Let's say an algorithm has an asymptotic time complexity of $\Theta(N)$. However in practice, $N$ is bound by a small upper limit (e.g. the size of a character set). Can we then say the complexity is $\Theta(1)$? Or is there a better way of describing the performance of an algorithm in a particular real-life situation?
2 Answers
If $N$ is bounded by a small upper limit, asymptotics cease to be useful. At that point you want either exact operation counts, or even better just measure actual speed.
Keep in mind algorithms do not know the input before they receive it. Algorithms are (typically) blind in that regard.

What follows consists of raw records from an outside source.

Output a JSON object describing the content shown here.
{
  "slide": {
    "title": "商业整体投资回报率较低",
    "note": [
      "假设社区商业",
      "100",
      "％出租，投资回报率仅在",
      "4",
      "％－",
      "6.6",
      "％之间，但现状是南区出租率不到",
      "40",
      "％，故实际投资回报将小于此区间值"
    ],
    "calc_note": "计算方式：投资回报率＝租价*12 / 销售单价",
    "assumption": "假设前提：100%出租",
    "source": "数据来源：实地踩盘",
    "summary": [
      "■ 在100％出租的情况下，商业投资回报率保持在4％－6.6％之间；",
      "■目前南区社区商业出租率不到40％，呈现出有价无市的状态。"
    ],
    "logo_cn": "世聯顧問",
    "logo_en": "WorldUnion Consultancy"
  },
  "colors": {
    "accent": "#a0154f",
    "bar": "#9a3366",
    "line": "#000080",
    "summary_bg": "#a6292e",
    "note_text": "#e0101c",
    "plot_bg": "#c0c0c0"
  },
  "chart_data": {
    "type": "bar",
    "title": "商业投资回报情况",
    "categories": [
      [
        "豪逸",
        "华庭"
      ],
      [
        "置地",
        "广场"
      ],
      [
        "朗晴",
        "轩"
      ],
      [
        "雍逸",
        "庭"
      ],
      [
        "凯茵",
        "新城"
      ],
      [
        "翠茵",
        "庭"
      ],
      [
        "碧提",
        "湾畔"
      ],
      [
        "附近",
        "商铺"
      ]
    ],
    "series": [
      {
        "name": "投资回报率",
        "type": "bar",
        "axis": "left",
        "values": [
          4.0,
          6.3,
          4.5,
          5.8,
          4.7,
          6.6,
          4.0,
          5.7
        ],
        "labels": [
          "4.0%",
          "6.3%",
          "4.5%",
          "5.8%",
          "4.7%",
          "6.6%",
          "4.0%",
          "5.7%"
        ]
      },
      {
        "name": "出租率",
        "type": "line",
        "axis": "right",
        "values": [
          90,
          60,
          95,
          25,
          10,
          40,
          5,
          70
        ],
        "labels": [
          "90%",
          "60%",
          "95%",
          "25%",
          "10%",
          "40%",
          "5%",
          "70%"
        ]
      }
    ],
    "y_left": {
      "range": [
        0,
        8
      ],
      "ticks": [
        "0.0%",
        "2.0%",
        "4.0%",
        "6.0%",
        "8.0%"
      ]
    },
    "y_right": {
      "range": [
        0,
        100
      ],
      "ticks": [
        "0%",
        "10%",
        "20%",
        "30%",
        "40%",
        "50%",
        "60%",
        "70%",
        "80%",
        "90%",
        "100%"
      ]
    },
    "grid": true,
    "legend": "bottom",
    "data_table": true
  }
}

For example, if you have an algorithm that computes something about an alphabet of size $n$, the algorithm doesn't know that your alphabet may be restricted to 26 characters, or all ASCII characters, or all unicode characters. The algorithm only knows that it will receive $n$ characters and compute something about them. The algorithm would then still take an amount of operations as a function of $n$, not $O(1)$ necessarily.
With that being said, if you have hard coded in the algorithm that the input is only the size of a particular alphabet you could then argue that it actually is $O(1)$. Although, I would then argue that it's not a valid solution for all alphabets, but you might not care if it does solve your problem. Even if you do have the input size upper bounded, it can still be good to represent it as a function of $n$ while specifying the upper bound as well. For example, if I know my input size is upper bounded by $2^{32}$, then sure the algorithm runs in $O(1)$, but that's not going to be helpful to anyone. It'd be better to say it runs in $O(f(n))$ until an upper bound of $n \leq 2^{32}$.